Is this the last great Fleetwood Mac album or would that be the one before this, or even the one before that?
It’s certainly the least unified of the most legendary lineup’s lot. Almost hard to call it a proper Mac project when out of 18 months of recording, Stevie Nicks’s timeshare in Lindsey Buckingham’s bedroom studio amounted to about two weeks of rough vocal work amid touring and stints in rehab.
Unlike the Tusk or Mirage sessions, where fracturing volatility and outright hostility could be tempered by a shared sense of purpose, no one seems to have been on the same page making Tango in the Night.
Lindsey, teeming with material, wanted to work on his third self-serve feast, and brought ‘Big Love’ and ‘Family Man’ to the table nearly finished, then fished ‘Caroline’ out of some demos. Mick Fleetwood persuaded him to upsize to a Mac meal, but Nicks was busy gigging on and off with Petty and Dylan and doing loads of blow, while John McVie, who could out-snort her snow-covered hills by a landslide, had spent so long sailing ‘round Saint Thomas he feared he’d forgotten how to play bass.
By comparison, newly remarried Christine McVie, still the chief focus of this deep dive, was relatively happy and stable — if also somewhat less inspired. Which is slightly ironic, given it was a Christine solo track involving everyone except Stevie — her rendition of Elvis Presley’s ‘Can’t Help Falling in Love’ for the inaptly titled comedy A Fine Mess (see earlier post) — that sparked the idea of another Mac attack in the first place.
Her joy is still shimmeringly evident in ‘Everywhere,’ another quintessential slice of romantic Chris bliss cut from the same cloth as ‘You Make Lovin’ Fun.’ Yet it’s telling that such sheer happiness is the only song here she wrote on her own.
The more earthbound ‘Little Lies,’ its choruses enhanced by her vocal mates, was co-penned by her new love Eddy Quintela, along with the rote rocker ‘Isn’t It Midnight’; that one and the airily appealing ballad ‘Mystified’ required enough help from Lindsey that Christine insisted he share authorship.

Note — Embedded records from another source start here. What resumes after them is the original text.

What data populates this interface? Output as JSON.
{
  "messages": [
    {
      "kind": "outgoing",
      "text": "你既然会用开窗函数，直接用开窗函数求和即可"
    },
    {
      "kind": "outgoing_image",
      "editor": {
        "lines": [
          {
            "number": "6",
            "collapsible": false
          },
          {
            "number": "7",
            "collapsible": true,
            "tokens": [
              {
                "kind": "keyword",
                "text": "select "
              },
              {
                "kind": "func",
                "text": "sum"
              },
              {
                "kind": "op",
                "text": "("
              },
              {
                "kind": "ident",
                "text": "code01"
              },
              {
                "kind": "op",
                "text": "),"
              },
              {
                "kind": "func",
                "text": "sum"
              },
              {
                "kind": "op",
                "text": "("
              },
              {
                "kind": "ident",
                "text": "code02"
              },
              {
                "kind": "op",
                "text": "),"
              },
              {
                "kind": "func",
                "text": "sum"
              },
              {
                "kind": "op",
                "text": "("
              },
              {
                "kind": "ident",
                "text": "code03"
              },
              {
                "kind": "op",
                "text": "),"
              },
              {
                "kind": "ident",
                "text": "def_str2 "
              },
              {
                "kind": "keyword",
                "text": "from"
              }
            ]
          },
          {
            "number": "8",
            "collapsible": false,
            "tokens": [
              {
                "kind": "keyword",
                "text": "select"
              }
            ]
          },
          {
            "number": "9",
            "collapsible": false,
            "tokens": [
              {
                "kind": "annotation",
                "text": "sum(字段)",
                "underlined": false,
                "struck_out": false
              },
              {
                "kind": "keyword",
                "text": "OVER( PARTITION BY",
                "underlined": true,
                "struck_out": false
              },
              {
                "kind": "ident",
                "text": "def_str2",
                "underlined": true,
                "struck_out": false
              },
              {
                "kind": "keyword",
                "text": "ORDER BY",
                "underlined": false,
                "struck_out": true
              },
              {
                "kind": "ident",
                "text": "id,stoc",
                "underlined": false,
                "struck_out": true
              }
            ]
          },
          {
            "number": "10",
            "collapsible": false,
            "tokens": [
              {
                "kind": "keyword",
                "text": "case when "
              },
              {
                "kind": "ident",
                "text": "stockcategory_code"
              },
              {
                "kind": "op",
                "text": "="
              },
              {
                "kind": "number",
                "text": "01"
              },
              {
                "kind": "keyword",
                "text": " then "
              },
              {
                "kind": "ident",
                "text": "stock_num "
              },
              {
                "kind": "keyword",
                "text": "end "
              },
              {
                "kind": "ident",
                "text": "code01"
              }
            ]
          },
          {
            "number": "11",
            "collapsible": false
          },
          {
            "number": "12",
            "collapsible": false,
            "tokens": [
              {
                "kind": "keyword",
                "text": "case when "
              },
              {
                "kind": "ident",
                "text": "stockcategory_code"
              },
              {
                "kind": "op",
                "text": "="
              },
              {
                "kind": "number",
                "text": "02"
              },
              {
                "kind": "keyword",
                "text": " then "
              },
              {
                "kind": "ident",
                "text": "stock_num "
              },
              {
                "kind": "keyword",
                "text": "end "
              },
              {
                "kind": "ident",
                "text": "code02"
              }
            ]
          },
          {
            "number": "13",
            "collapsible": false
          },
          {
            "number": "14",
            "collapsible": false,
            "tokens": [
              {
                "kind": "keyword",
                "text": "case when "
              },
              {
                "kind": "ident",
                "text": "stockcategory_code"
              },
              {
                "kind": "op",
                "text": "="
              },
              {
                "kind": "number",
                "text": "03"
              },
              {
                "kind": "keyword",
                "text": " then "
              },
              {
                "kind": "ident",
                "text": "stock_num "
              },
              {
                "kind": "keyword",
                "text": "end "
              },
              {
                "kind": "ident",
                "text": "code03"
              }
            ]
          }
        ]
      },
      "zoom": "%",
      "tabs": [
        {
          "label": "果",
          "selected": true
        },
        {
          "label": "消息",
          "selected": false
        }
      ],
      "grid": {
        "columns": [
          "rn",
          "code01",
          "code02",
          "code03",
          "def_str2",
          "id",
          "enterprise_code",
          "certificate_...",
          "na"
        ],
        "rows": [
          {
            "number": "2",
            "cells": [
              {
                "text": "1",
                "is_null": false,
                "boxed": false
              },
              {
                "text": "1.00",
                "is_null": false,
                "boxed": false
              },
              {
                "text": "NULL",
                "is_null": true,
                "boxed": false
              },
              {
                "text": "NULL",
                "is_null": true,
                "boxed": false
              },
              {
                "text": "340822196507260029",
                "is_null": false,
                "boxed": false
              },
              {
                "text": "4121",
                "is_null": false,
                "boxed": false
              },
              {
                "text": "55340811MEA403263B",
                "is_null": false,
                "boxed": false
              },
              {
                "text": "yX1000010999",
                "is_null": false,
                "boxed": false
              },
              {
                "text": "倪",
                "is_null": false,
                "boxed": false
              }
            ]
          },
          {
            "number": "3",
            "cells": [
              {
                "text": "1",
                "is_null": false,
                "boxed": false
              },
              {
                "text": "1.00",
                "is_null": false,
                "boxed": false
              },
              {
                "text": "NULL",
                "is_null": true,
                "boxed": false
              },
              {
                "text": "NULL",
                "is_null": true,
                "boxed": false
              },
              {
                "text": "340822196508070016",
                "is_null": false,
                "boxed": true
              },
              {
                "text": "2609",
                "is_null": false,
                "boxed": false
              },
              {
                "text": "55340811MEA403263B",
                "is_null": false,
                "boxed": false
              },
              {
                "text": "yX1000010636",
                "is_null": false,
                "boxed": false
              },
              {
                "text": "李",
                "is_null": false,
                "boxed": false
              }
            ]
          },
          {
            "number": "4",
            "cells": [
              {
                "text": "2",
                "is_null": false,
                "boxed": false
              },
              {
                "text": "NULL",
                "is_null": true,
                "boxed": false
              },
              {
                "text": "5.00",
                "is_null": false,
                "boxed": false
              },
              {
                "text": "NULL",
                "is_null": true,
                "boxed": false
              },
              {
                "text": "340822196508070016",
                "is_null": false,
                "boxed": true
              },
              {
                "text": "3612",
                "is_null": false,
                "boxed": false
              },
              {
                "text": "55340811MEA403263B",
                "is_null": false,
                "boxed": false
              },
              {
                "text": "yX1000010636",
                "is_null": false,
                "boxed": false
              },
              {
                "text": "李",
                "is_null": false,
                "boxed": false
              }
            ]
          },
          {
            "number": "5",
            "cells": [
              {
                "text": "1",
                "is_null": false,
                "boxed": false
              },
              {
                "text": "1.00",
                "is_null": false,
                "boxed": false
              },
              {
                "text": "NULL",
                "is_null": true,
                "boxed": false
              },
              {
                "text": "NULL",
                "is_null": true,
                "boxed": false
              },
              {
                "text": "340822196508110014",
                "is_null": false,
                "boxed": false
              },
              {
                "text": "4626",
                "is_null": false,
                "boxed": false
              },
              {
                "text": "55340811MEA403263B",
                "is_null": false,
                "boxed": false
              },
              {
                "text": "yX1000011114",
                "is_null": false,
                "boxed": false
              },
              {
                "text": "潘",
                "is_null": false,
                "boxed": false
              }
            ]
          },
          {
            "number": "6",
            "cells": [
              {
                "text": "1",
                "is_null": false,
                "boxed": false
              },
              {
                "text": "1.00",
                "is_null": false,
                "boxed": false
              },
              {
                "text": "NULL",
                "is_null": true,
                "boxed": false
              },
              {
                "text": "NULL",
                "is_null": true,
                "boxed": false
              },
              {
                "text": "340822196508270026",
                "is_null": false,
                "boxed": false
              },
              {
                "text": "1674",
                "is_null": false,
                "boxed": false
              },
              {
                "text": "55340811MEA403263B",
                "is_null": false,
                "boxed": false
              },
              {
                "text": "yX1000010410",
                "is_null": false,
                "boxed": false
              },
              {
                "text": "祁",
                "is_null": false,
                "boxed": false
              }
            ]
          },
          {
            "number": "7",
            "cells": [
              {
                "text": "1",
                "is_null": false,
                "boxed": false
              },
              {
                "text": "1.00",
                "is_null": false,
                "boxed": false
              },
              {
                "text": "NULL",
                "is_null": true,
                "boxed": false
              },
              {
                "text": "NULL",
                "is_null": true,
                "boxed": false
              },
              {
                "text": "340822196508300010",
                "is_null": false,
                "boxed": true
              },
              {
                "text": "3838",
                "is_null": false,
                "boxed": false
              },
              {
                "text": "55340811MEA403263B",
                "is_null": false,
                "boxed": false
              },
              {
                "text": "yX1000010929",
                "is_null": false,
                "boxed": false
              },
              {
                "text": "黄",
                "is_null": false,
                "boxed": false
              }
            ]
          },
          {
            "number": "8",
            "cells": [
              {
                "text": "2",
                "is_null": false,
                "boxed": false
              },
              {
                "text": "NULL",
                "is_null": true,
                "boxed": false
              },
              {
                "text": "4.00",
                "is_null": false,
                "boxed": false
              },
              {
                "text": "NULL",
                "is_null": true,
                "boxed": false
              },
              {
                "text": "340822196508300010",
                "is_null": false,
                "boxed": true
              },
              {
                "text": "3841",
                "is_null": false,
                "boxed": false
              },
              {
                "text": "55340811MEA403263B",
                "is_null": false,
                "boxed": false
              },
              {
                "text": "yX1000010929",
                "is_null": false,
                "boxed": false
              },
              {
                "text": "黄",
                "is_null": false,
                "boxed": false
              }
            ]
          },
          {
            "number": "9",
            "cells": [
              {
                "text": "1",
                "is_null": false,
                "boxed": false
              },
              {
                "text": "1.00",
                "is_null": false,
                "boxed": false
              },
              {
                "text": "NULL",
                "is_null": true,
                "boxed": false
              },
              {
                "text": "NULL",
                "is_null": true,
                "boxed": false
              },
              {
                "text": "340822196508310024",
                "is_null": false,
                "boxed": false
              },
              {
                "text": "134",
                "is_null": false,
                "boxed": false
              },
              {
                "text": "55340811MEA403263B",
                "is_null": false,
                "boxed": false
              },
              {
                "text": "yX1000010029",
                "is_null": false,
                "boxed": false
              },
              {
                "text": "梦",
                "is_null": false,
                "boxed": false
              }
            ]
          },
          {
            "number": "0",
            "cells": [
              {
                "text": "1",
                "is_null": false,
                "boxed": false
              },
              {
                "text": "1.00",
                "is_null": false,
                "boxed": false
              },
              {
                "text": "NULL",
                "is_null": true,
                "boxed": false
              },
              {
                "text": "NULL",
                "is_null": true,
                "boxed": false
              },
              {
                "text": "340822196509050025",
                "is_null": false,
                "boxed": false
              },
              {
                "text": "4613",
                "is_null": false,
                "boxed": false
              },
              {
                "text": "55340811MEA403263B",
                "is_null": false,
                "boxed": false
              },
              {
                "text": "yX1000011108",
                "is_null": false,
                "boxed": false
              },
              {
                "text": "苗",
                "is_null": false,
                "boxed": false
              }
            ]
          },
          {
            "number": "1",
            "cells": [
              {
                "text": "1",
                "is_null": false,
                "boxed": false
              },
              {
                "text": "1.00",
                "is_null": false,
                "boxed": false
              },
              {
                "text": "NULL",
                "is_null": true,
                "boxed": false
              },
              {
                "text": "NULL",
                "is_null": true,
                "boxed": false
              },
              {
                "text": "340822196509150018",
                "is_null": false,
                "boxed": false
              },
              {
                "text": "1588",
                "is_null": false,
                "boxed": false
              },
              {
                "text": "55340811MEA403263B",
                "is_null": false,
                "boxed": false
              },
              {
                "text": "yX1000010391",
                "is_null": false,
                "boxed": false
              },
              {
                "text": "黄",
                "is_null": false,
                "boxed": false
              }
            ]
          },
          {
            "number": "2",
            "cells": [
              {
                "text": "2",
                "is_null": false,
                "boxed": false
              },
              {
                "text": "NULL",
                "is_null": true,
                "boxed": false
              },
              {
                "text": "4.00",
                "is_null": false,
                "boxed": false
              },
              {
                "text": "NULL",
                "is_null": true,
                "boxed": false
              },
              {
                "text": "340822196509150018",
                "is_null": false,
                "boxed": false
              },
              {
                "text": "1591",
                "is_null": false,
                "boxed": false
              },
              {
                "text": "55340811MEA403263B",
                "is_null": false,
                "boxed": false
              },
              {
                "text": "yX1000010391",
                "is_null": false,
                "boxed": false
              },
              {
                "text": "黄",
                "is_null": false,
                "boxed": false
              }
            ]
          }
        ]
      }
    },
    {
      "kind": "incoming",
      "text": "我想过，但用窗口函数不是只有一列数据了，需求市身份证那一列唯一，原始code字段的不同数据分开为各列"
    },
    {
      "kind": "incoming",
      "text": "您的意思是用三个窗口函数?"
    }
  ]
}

Should Buckingham have gotten even more credit for why Tango is relatively consistent and so enjoyable overall? At the time, absolutely. But he torpedoed his own efforts.
After nearly two years of production, at the moment the LP was taking off to become yet another multiplatinum blockbuster, he declined to tour and bowed out — much to the consternation of Stevie, who promptly attacked Lindsey, their fight spilling out into the street.
The invisible eighth wonder of Tango in the Night — beyond the path to the rainbow’s end/edge of Stevie’s ‘Seven Wonders’ — is that somehow the completed assortment holds together well despite all its behind-the-scenes shortcomings.
Not to mention more eccentric tedium than ever before, like recording certain songs for twice as long at half-speed, only to mix them at double-time, creating a uniquely crisp quality to match Christine’s synth parts and Lindsey’s synthetic production.
Whether it measures up to its predecessors is a determination strictly the ear of the beholder. Casual fans likely look upon it favorably? Its sales figures and persistent hits would suggest so.
I think it’s an almost-great hodgepodge that holds up surprisingly well almost four decades later. But even in its best moments it still strikes me as less a major Fleetwood Mac album than a glorified bridge to Lindsey Buckingham’s next solo work, his high-water mark, Out of the Cradle, which took him the next five years to finish.
Misery and heartbreak tend to produce more lastingly resonant music than well-moneyed happy shit. Just one of many reasons why Rumours is so brilliant and beloved. This is post-that. For all its light charms, Tango is the sound of a band straining to still matter — not to us, but to themselves.